Now my problem (I know it is one of many) is that it isn’t that hard to check all the “art” this is what gets the BBC into a lot of trouble. James May rather infamous show on chemistry had pentavalent carbon - come on now. If you are going to include something “like” a picture of a molecule then don’t pretend it is science. This isn’t science fiction now is it. We are dealing with science facts. The problem is that someone has been paid to make it look pretty and well at what cost. Now I was going to make the point that if the words had been spelt incorrectly people would have had a mental - but to be honest this is a weak argument by me because I see English how Brian see’s chemistry as an “art” and nothing other than something the rules of which can be bent or pushed to fit my needs. Paraphrasing of course.
And this leads me on to the point of this article and yes I know this is probably the longest ever blog piece I have written and it has broken my 1000 word rule somewhat.
But HOW DO YOU SEE SCIENCE?
Now rather unhelpfully I have begun to see science like I see programming and computers. Yes like the MATRIX. What are you on about John? I will explain.
If we think of science as layers we start with mathematics this is at the bottom it is the fundamental it is the assembly language - the “base code” of the universe. But very few read and write in assembly instead programs have been built to interpret to make useful to act as a construct on top of it.

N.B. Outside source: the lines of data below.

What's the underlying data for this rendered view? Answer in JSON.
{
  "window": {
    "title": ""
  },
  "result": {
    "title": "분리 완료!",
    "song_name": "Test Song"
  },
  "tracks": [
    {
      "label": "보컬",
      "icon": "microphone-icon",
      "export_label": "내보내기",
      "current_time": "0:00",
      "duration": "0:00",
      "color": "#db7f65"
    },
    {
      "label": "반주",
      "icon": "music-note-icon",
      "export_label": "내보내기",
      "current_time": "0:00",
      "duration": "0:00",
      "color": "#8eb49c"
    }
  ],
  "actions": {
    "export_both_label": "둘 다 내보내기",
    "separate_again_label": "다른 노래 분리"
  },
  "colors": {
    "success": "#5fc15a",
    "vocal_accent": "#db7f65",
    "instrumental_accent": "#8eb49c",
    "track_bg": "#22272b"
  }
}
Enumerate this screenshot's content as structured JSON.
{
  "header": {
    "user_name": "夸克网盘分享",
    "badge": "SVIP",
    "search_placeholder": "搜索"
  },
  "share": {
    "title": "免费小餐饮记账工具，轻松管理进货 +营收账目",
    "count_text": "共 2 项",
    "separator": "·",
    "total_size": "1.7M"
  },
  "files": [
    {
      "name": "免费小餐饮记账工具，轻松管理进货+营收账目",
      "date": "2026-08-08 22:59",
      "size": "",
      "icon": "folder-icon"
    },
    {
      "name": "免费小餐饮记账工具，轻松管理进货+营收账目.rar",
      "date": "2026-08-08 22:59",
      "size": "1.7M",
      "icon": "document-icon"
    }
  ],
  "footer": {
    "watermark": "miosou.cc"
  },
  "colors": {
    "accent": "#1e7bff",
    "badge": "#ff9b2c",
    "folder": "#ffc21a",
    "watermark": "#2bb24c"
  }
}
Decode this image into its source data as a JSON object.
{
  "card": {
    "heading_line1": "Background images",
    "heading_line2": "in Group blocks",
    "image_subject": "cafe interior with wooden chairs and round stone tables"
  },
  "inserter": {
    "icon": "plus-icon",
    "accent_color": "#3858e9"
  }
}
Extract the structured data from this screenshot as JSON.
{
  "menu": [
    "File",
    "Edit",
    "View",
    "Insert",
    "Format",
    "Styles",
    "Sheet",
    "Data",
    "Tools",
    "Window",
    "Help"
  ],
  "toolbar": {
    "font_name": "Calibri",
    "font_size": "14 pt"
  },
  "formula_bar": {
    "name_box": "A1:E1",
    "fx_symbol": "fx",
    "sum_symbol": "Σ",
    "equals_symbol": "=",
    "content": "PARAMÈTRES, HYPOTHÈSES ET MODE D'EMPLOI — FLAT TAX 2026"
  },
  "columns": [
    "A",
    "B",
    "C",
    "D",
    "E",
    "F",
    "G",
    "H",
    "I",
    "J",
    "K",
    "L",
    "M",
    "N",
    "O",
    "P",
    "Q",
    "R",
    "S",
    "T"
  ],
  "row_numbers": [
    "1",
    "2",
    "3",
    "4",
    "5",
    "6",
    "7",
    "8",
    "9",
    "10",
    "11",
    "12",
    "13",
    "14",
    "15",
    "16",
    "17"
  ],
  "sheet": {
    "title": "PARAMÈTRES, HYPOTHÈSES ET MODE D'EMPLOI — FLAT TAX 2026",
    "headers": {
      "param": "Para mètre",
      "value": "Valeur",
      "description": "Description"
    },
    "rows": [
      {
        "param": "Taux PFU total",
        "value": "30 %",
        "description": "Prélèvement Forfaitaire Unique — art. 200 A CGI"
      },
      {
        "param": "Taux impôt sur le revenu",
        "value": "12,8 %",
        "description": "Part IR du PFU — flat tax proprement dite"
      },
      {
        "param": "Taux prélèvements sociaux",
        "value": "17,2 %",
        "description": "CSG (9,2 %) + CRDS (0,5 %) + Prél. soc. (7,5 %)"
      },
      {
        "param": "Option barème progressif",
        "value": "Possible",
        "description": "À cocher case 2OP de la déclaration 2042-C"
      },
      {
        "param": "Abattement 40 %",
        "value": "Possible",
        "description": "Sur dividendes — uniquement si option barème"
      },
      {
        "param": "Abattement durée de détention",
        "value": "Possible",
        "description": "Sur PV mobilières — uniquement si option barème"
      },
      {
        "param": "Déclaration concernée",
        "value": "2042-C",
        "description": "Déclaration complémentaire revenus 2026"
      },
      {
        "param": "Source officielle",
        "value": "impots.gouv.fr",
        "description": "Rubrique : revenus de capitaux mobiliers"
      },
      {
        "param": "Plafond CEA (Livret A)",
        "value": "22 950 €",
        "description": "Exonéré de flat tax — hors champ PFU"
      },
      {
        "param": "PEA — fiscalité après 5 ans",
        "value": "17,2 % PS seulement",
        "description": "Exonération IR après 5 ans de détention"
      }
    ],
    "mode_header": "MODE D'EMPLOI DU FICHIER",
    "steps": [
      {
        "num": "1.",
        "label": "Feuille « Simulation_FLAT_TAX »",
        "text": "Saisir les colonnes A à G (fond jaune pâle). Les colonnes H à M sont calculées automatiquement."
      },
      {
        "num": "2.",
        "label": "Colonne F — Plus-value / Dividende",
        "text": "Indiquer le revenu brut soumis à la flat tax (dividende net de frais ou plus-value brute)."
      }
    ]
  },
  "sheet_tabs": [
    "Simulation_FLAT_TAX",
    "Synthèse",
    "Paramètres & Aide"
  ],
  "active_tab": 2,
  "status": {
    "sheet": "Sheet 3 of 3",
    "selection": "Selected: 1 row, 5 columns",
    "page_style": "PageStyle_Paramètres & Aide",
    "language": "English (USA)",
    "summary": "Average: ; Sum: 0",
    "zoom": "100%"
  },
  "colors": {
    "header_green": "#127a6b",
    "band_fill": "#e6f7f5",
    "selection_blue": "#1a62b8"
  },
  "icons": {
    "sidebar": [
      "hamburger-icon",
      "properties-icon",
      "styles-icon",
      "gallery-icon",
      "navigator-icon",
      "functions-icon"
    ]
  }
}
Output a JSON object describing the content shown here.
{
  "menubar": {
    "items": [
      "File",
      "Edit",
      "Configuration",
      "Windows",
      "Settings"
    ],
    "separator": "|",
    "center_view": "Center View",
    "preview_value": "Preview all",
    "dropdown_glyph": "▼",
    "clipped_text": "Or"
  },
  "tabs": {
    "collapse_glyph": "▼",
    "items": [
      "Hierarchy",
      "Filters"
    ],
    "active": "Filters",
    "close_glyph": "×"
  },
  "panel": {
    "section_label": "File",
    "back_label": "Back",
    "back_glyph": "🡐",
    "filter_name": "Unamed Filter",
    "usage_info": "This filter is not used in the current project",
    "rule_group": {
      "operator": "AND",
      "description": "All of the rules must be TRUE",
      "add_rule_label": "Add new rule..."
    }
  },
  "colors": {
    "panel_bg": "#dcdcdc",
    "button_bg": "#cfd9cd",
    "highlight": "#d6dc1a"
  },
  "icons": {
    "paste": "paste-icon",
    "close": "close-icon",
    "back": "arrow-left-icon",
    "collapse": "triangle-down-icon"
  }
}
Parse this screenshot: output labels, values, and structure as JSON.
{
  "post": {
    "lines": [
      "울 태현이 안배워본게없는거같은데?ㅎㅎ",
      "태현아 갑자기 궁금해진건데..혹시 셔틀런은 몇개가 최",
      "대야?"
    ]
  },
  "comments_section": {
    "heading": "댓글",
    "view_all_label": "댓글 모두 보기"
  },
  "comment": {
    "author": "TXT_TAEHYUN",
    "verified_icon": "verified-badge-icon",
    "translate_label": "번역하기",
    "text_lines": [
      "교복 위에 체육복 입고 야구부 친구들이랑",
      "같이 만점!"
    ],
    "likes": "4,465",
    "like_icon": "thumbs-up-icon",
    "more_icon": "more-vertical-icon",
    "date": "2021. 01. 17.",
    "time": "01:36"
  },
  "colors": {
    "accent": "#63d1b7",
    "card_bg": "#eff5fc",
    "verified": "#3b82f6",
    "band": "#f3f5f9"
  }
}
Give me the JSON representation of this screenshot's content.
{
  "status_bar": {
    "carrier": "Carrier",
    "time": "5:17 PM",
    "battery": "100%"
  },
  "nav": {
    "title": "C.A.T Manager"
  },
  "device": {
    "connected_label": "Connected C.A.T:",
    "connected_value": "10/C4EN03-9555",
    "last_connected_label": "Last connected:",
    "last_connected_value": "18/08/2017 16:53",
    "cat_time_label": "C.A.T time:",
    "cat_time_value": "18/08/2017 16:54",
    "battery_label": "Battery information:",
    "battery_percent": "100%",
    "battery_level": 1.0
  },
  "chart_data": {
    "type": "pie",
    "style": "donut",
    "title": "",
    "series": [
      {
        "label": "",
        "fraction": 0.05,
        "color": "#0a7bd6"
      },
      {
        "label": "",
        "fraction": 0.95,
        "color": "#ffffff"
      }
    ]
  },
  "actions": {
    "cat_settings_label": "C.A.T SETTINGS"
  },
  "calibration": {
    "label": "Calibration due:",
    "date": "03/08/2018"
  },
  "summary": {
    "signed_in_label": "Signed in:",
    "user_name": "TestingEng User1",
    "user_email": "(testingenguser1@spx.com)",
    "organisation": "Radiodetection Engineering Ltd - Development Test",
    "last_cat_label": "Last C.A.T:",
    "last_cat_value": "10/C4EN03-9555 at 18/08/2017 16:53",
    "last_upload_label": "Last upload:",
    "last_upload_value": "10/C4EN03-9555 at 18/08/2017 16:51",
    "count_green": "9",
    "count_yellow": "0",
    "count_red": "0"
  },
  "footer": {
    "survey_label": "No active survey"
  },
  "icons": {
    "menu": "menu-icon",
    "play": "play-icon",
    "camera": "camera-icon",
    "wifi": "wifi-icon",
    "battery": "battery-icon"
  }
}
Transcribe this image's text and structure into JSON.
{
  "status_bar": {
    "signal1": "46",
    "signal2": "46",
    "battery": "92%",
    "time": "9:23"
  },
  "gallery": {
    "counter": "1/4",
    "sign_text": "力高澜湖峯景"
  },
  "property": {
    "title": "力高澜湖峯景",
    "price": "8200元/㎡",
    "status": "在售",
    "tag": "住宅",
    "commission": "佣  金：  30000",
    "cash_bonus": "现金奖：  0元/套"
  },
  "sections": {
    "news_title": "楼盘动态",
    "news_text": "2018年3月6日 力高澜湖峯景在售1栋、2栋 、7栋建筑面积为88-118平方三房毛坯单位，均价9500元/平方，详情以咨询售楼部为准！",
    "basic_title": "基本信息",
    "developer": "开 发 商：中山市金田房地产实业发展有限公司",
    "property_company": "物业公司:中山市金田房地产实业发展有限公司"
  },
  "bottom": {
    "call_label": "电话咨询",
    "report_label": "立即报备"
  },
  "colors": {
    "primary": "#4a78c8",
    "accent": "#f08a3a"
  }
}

You write in a form that you can relate and it converts back to the assembly code. So physics does just this using mathematics as a tool. But what about chemistry and biology or the other physical sciences? Well the clue is in the name. They are higher languages still. More simplified more specialised for specific tasks but relying inherently on the physics of the atom, the electron and energy (kinetics, thermodynamic - all modules in the programs routines). And of course below that the supporting mathematics.
So does that put me at odds with the “art” the failures of Brian’s TV show. Well no. As Mr T puts it:
"a person who makes no mistakes" "is a person who makes nothing"
We are all human we all rely on the support of others and that is where I find it so annoying so frustrating. When the University of Manchester takes credit for assisting puts its name to and on the program as PR boast but IT fails to spot the mistakes and it is in its reputation the damage and the blame should fall.
In the five episodes I spotted at lest four significant mistakes some are easy to show such as the failures in the “art” others are from over simplification of areas to the point of annoyance and again Brian gets another get out of gaol card because he said he wanted to pitch the show were it would educate and annoy.
So with all that said. I would recommend to go out and watch the TV show. To read the book? Perhaps after it has been proof checked for “art” errors and to engage with the science. It is edutainment but it is not education it is there to make you search to be intrigued and to rephrase the, erm, dean to inspire.